Por aqui, ainda mantemos esse “privilégio” de um cinema onde, passando na calçada à sua frente, olhamos no cartaz o filme do dia, e sendo a sinopse do agrado de quem passa, então é só comprar o saquinho de pipoca e entrar sem rodeios. “Ele é um testemunho de nossa história. Quantas pessoas passam e lembram ter visto nele um filme em 1984, em 1972, em 1990... Além da questão fílmica, ele é um patrimônio da memória de cada um, é também um herói da resistência do cinema de antigamente, são coisas que devem ser evidenciadas quando se faz aniversário”, destaca Marco Antônio Moreira, programador da sala e membro da comissão gestora do Olympia.
Oficialmente chamado Espaço Municipal Cine Olympia, a enorme sala de poltronas vermelhas e pesadas cortinas faz o cinema de rua considerado o mais antigo em funcionamento do Brasil. Localizado próximo ao Theatro da Paz, ele foi fundado no dia 24 de abril de 1912 pelos empresários Carlos Teixeira e Antônio Martins, donos do antigo Grande Hotel e do Palace Theatre. Suas atividades comerciais foram encerradas em 2006, reabrindo suas portas pouco tempo depois, já sob os cuidados da Prefeitura de Belém, para a exibição gratuita de filmes.
A programação consiste em filmes fora do circuito comercial, que ficam em cartaz por uma semana, exibidos uma vez por dia, sempre às 18h30. Segundo Marco Antônio, a partir de sua reabertura o Olympia se transformou em um cinema compromissado com a educação e a arte. “O público é formado por pessoas interessadas em ver coisas além da diversão, interessado em outras linguagens do cinema. É o jovem que quer conhecer novos diretores, o público mais velho frequentador há muitos anos, o turista que tem prazer em ir lá conhecer, os universitários e o público de impulso, que vê o cartaz e entra”.

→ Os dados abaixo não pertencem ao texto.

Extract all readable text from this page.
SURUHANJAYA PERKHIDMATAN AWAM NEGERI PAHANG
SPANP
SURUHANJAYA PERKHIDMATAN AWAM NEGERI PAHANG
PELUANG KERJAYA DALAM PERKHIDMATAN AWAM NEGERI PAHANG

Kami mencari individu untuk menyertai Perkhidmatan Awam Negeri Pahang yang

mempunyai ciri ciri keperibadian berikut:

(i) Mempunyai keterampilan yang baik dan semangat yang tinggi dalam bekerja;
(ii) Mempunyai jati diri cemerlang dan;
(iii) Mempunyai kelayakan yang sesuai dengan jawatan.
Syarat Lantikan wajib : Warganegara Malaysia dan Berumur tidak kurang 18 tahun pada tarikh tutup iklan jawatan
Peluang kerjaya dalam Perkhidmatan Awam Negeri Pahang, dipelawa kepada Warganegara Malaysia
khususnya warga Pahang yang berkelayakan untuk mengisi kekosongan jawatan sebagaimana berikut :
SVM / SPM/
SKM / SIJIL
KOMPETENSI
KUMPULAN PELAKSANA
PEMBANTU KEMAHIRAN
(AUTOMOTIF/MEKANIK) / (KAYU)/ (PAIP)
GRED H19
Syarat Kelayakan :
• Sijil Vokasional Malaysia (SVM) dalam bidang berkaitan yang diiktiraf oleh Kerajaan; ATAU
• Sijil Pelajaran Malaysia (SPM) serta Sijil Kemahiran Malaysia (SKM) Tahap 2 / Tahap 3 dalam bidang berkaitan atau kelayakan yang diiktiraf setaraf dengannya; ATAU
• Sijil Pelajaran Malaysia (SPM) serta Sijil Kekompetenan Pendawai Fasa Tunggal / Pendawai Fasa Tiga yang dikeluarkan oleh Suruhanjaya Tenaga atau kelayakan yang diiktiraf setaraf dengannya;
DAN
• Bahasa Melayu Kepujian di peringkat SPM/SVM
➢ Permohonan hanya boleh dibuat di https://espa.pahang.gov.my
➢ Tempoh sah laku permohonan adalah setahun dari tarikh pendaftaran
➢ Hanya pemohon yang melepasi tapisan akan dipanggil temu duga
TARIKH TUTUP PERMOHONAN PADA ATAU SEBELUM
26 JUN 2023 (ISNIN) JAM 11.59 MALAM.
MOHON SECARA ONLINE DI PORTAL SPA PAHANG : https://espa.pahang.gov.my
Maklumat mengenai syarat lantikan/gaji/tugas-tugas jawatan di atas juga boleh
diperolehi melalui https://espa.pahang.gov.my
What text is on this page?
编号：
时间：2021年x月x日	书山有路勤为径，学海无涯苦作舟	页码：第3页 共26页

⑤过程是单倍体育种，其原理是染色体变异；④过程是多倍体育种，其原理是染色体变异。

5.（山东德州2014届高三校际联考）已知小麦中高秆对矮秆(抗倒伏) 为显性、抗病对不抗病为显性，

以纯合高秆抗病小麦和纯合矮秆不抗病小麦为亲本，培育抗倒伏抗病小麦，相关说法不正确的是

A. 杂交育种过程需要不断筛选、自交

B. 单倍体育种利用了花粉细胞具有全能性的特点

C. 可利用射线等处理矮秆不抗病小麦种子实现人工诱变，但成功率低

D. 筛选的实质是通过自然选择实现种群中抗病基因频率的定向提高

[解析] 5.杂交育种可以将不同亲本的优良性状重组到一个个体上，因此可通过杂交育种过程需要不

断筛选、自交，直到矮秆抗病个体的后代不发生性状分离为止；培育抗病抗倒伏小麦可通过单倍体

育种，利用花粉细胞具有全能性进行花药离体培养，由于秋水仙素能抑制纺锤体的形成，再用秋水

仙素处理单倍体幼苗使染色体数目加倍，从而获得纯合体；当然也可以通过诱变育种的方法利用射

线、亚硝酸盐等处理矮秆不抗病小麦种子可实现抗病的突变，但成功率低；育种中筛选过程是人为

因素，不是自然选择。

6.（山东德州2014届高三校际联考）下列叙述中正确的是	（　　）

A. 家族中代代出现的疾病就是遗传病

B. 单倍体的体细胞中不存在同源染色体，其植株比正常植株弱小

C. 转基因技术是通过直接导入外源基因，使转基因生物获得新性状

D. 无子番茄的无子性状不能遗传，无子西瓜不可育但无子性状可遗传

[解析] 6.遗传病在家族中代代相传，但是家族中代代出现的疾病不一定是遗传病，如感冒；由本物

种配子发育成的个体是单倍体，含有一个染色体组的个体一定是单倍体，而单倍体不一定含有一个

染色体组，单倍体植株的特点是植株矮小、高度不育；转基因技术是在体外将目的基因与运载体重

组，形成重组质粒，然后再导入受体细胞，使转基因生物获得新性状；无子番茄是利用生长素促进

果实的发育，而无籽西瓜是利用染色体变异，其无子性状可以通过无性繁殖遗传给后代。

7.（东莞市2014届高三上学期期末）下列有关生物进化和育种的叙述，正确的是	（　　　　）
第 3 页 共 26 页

Para o cinema se manter atraente diante desse público diversificado, foram construídas ao longo do tempo diversas parcerias com consulados, como o da Venezuela, que ajudou a trazer o filme “Bolívar” ano passado, e o do Japão. O espaço também apoia filmes independentes lançados por cineastas paraenses, nacionais e os premiados em festivais internacionais. “O que mais gosto, sem contar sua estrutura, é dos filmes exibidos lá. Principalmente quando eles fazem um especial do Chaplin, que para nós, amantes de cinema, é um artista fora do comum”, declara a universitária Walquíria Melo, 23.
Além de frequentar com assiduidade a sala de exibição do Olympia, a jovem está entre os paraenses que encontram ali partes de sua história. Ela já teve duas produções lançadas no Cine Olympia: o curta-metragem “Zero Hora” e o vídeo-minuto “Tempos de Bola”. “Ali fui premiada com o ‘Tempos de Bola’ na primeira Mostra Curta Pará de Cinema. E para nós, produtores independentes, ainda mais tentando iniciar uma carreira, tudo se torna mais importante quando acontece em um dos cinemas mais antigos do Brasil. É uma sensação que não tem preço”, diz Walquíria.
O próprio programador do Olympia guarda suas boas recordações do passado e o orgulho de colaborar para que ele continue construindo novas histórias. “Faço a programação desde a retomada em 2006. E faço isso com o maior orgulho! Eu morava próximo do Olympia... Ia para o Olympia e o Cine Palácio (onde hoje funciona uma igreja, na avenida Presidente Vargas) e lembro de ver filmes da Disney quando criança, ver Jack Nicholson, Hitchcock, na adolescência. Tenho grandes lembranças e filmes na memória. Tenho muito carinho por ele, como a maioria das pessoas, principalmente para quem tem mais de 40 como eu”, diz Marco Antônio, rindo pela referência à idade.